Your free internet is under attack.

The Federal Communications Commission wants to end net neutrality, and it’s not a good thing.

So what is net neutrality?

According to, net neutrality “protect[s] your ability to go where you want when you want online.”

Essentially, the new Trump-appointed head of the FCC, Ajit Pai, is preparing to slash the open internet and allow internet companies to form internet fast lanes.

It’s a lot of jargon, but when all is said and done, the high speed internet you get now could soon cost more. And if a certain company doesn’t want you to use their competitor’s product or website, they will have the power to make that competitor’s website slower.

As William Brangham from PBS Newshour put it, if Comcast, hypothetically, created a TV series that rivaled Netflix, Comcast could slow down Netflix and charge customers extra for its services in order to promote the success of their new Comcast show.

And stuff like this has already happened.

As John Oliver points out in a video segment from May 2017, back in 2011 Verizon Wireless, AT&T and T-Mobile blocked Google’s webpay service “Google Wallet” from their phones; coincidentally around the time they released their own extraordinarily similar webpay app “Softcard.”

Yet, Pai still denies that cutting back net neutrality would hurt consumers.

In fact, Pai said in a PBS Newshour interview that the net neutrality regulations “hang over businesses like a black cloud” and prevent them from being able to invest in the growth of their companies.

Except growth, in this case, would mainly account for the growth or profit of large companies. Making providers pay more for their content is a sure profit increase for larger companies like Comcast or Time Warner Cable (now Spectrum).

Unfortunately, by making content providers such as Netflix pay more to keep their content streaming at its normal speed, that cost could be passed down to the consumers. That means you and me.

Pai even claims that there is no evidence that companies would engage in prioritizing providers that pay them more, but he is dead wrong.

Professor of Communication Sharon Docter said, “Practically the day that Chairman Pai of the FCC announced that they were going to roll back the net neutrality rules, Comcast changed its [policy] and is now hinting at the fact that they are going to engage in paid prioritization.”

Essentially, when net neutrality was in place, Comcast’s policies stated that the company would comply with the idea of free and open internet, but as soon as Pai talked about ending that, Comcast changed their minds.
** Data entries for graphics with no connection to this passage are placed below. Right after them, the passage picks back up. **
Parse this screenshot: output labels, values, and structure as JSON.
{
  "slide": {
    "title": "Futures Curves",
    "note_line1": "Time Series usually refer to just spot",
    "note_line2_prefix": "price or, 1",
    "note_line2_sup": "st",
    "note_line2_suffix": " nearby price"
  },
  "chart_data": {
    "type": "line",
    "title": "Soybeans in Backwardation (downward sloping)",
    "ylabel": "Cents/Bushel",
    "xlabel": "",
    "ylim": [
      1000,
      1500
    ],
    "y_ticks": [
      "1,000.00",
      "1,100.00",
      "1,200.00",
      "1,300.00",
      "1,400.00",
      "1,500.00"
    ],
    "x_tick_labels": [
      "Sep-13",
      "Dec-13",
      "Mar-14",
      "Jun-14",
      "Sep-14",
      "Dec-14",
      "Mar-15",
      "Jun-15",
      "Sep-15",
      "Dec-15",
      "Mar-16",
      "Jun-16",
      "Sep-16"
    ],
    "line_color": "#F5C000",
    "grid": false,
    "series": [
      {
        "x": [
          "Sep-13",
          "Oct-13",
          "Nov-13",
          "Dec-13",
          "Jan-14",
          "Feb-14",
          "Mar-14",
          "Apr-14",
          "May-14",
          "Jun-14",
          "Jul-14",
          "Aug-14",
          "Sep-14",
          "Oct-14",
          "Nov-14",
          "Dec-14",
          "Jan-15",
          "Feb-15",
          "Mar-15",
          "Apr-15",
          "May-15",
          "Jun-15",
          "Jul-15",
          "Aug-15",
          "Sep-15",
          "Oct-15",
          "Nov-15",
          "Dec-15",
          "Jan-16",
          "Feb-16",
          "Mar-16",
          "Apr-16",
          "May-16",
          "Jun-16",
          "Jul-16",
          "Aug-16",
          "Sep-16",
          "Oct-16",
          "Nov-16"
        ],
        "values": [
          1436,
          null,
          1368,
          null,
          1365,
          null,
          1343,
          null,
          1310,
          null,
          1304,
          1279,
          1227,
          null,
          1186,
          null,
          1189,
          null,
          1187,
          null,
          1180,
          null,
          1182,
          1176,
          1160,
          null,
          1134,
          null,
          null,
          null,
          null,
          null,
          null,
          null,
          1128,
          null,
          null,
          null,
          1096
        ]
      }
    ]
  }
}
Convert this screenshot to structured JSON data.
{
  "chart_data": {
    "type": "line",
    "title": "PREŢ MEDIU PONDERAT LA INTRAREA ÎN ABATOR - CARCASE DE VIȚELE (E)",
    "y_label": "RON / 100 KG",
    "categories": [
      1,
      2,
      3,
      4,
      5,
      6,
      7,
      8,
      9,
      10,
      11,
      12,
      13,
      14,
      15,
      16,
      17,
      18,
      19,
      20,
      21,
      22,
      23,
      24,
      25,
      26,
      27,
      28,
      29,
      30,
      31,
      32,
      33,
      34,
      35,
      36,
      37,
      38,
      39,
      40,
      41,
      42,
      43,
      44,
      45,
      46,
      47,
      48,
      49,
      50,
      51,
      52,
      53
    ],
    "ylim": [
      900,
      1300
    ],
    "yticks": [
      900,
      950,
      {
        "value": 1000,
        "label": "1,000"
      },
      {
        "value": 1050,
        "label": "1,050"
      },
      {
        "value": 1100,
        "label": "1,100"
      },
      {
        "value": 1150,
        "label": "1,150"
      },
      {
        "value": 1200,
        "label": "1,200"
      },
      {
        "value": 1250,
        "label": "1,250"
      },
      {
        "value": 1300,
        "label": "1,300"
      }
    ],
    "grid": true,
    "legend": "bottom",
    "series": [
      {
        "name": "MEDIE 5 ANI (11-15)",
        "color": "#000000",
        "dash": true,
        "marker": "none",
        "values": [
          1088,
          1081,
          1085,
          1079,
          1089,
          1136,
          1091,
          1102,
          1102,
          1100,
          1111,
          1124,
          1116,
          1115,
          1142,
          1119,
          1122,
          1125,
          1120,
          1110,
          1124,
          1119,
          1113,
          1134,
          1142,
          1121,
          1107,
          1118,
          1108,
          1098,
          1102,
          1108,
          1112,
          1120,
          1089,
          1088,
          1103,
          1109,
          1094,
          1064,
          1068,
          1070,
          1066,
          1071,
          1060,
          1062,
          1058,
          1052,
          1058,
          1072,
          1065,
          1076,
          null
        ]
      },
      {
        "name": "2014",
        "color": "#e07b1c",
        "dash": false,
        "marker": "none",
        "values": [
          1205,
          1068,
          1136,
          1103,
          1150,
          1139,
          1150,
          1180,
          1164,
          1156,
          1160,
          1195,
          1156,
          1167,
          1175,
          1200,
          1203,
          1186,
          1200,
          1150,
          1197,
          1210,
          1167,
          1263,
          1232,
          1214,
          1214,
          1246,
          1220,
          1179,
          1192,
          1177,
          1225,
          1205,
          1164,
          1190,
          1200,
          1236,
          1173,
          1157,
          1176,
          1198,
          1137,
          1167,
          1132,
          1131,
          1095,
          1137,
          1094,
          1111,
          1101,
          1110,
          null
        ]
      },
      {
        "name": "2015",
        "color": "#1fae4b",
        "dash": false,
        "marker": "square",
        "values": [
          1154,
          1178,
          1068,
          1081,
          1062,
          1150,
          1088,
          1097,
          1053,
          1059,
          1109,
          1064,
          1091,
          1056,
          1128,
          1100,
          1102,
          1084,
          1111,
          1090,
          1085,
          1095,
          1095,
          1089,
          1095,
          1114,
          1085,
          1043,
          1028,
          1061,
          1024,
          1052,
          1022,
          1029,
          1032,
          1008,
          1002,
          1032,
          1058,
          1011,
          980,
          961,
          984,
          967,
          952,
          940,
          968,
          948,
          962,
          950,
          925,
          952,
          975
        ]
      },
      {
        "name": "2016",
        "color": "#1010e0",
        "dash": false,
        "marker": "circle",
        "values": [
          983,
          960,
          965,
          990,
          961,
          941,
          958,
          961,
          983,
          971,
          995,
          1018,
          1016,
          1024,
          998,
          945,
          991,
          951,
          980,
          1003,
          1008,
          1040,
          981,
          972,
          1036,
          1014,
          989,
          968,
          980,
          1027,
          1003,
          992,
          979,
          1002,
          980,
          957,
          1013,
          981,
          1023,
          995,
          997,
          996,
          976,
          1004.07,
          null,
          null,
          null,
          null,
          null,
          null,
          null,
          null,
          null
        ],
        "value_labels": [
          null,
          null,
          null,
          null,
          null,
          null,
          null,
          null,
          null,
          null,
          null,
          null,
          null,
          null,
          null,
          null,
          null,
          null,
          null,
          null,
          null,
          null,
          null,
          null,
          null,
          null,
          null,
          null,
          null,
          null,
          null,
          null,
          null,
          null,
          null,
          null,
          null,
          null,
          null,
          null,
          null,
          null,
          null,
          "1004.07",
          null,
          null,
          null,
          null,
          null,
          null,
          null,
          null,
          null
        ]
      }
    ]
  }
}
In this case, Pai is either a blissfully ignorant chair of the FCC, or he’s really great at spreading fake news just like the president who appointed him as chairman.

But as citizens of the U.S., action can be taken. Although the FCC’s time for public comment is closed, people can still reach out to the members of Congress. allows users to find and contact their Congressmen and Congresswomen.

As Docter said, the actions of the FCC can be overwritten or superseded by Congress. So if the FCC votes to eliminate net neutrality, Congress can reinstate it.

But if net neutrality really does hinder small companies from growing then perhaps a new net neutrality law can be drawn, but the new laws should be created and implemented before the old ones are ousted.

Yes, the internet survived for nearly 20 years without net neutrality laws, but the past is the past. The internet is a constantly evolving technology, and the law to regulate how that technology is accessed should evolve as well.